Three-month temperature and precipitation outlooks show above-average temperatures for most of the U.S. In the Ozarks, it’s forecasting average rainfall amounts. By late spring, however, models are forecasting an ENSO neutral pattern. In this case, there are other atmospheric patterns/couplings we need to look at to determine the long-range outlooks. What you can expect, at least through early spring, is the potential for above-average temperatures, with rainfall right around average for this time of year.

Question - Since the weather can change in just a few mins. Is your week-long forecast just a shot in the dark?

And similarly

When you get the weather for the week, do you have to download it or do you just predict what the weather is gonna be like for the next week? And if you do like to download it, where do you get it from?

Long-range forecasts are not a shot in the dark, and we don’t download data. We forecast.

Forecasting is a scientific process based on data as well as our knowledge of the atmosphere. Forecasts today are the most accurate they have ever been. With new data and technology coming out, the forecast accuracy is increasing. Meteorologists use model data that simulates future atmospheric conditions based on current and past weather patterns.

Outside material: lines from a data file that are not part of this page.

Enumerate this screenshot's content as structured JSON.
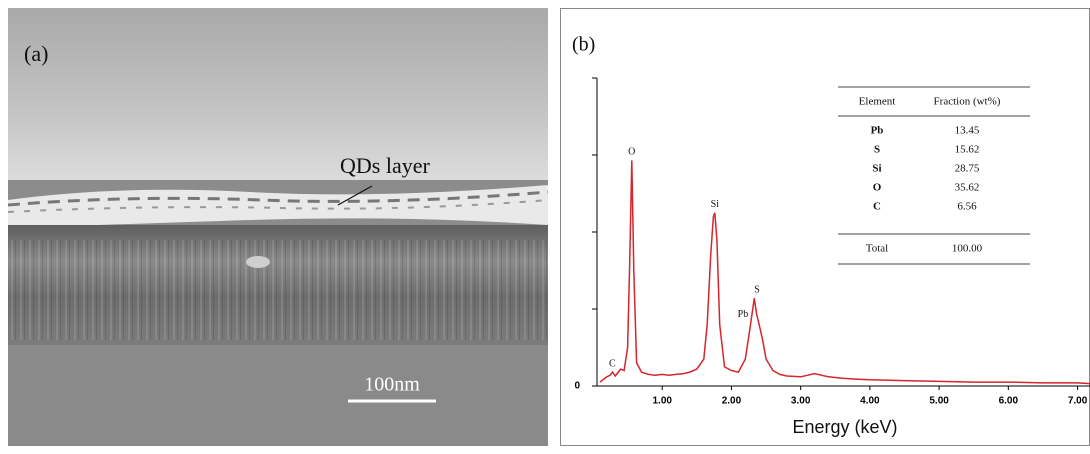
{
  "panel_a": {
    "label": "(a)",
    "annotation": "QDs layer",
    "scale_bar": "100nm"
  },
  "panel_b": {
    "label": "(b)",
    "table": {
      "header": [
        "Element",
        "Fraction (wt%)"
      ],
      "rows": [
        [
          "Pb",
          "13.45"
        ],
        [
          "S",
          "15.62"
        ],
        [
          "Si",
          "28.75"
        ],
        [
          "O",
          "35.62"
        ],
        [
          "C",
          "6.56"
        ]
      ],
      "total": [
        "Total",
        "100.00"
      ]
    }
  },
  "chart_data": {
    "type": "line",
    "x_label": "Energy (keV)",
    "color": "#d4262c",
    "x": [
      0.1,
      0.2,
      0.25,
      0.28,
      0.32,
      0.4,
      0.45,
      0.5,
      0.53,
      0.56,
      0.59,
      0.63,
      0.7,
      0.8,
      0.9,
      1.0,
      1.1,
      1.2,
      1.3,
      1.4,
      1.5,
      1.6,
      1.65,
      1.7,
      1.74,
      1.76,
      1.79,
      1.83,
      1.9,
      2.0,
      2.1,
      2.2,
      2.26,
      2.3,
      2.33,
      2.36,
      2.4,
      2.45,
      2.5,
      2.6,
      2.7,
      2.8,
      3.0,
      3.2,
      3.4,
      3.6,
      3.8,
      4.0,
      4.5,
      5.0,
      5.5,
      6.0,
      6.5,
      7.0,
      7.2
    ],
    "values": [
      0.05,
      0.12,
      0.14,
      0.18,
      0.13,
      0.22,
      0.2,
      0.5,
      1.6,
      2.93,
      1.5,
      0.3,
      0.18,
      0.15,
      0.14,
      0.15,
      0.14,
      0.15,
      0.16,
      0.18,
      0.22,
      0.35,
      0.8,
      1.7,
      2.2,
      2.25,
      1.9,
      0.8,
      0.25,
      0.2,
      0.18,
      0.35,
      0.7,
      0.95,
      1.14,
      0.95,
      0.8,
      0.6,
      0.35,
      0.2,
      0.15,
      0.13,
      0.12,
      0.16,
      0.12,
      0.1,
      0.09,
      0.08,
      0.07,
      0.06,
      0.05,
      0.05,
      0.04,
      0.04,
      0.03
    ],
    "peak_labels": [
      {
        "label": "C",
        "x": 0.28
      },
      {
        "label": "O",
        "x": 0.56
      },
      {
        "label": "Si",
        "x": 1.76
      },
      {
        "label": "Pb",
        "x": 2.3
      },
      {
        "label": "S",
        "x": 2.33
      }
    ],
    "xlim": [
      0,
      7.2
    ],
    "ylim": [
      0,
      4
    ],
    "xticks": [
      {
        "value": 1,
        "label": "1.00"
      },
      {
        "value": 2,
        "label": "2.00"
      },
      {
        "value": 3,
        "label": "3.00"
      },
      {
        "value": 4,
        "label": "4.00"
      },
      {
        "value": 5,
        "label": "5.00"
      },
      {
        "value": 6,
        "label": "6.00"
      },
      {
        "value": 7,
        "label": "7.00"
      }
    ],
    "yticks": [
      0
    ]
  }
}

We have long-range models such as the ECMWF or the GFS which shows use the weather several weeks out. We also have short-range models like the HRRR and NAM that forecasts several hours to three days out. We don’t strictly rely on the models; they are only a guide. A model is just a computer-generated forecast, and while they improve every day, they don’t compare to meteorologists and our scientific reasoning.

Forecasts up to three days out is the most accurate. We can predict the temperatures within a degree or two. Forecast accuracy decreases around day five. Keep in mind again, forecasting today is the MOST accurate it’s ever been.

Forecast accuracy changes for temperatures and precipitation. Forecasting precipitation type on Day 7 is extremely difficult because the system bringing the rain/snow may not have even formed yet, or may not have even moved into the U.S. from the Pacific Ocean. Additionally, day to day changes will influence future weather patterns. So yes, there will be MANY changes as the week progresses. 

Here's what I look at when forecasting. First, I start with current conditions. You cannot understand what’s to come unless you know what is happening right now. I will also look at reanalysis data and figure out why the changes occurred.

After analyzing current conditions, the forecasting begins. Starting with the upper levels of the atmosphere I determine where the troughs, ridges, and areas of ascent and descent are located. I identify the jet streaks and how they develop over time. After getting a full view of the upper levels, I work my way down. At the mid-levels I’m analyzing how those troughs and ridges are stacked with height. I forecast mid-level warm and cold fronts. I look at instability and moisture, and how high up the moisture extends. Finally, I make my way down to the surface. I analyze the temperatures, moisture, and pressure. I look at the winds, the direction they’re coming from, and how winds change with time. I’ll also examine the instability and how it changes throughout the day. When looking at the surface levels, I forecast the fronts and how they progress. What factors may strengthen or weaken them? Will the front speed up or slow down?

Difficult, right? Forecasting gets even more complicated when it comes to severe or winter weather. There will always be uncertainty in forecasts as the atmosphere is a complex three dimensional, dynamic, and thermodynamic fluid. Meteorology is a puzzle, but I will always do my best to put the pieces together.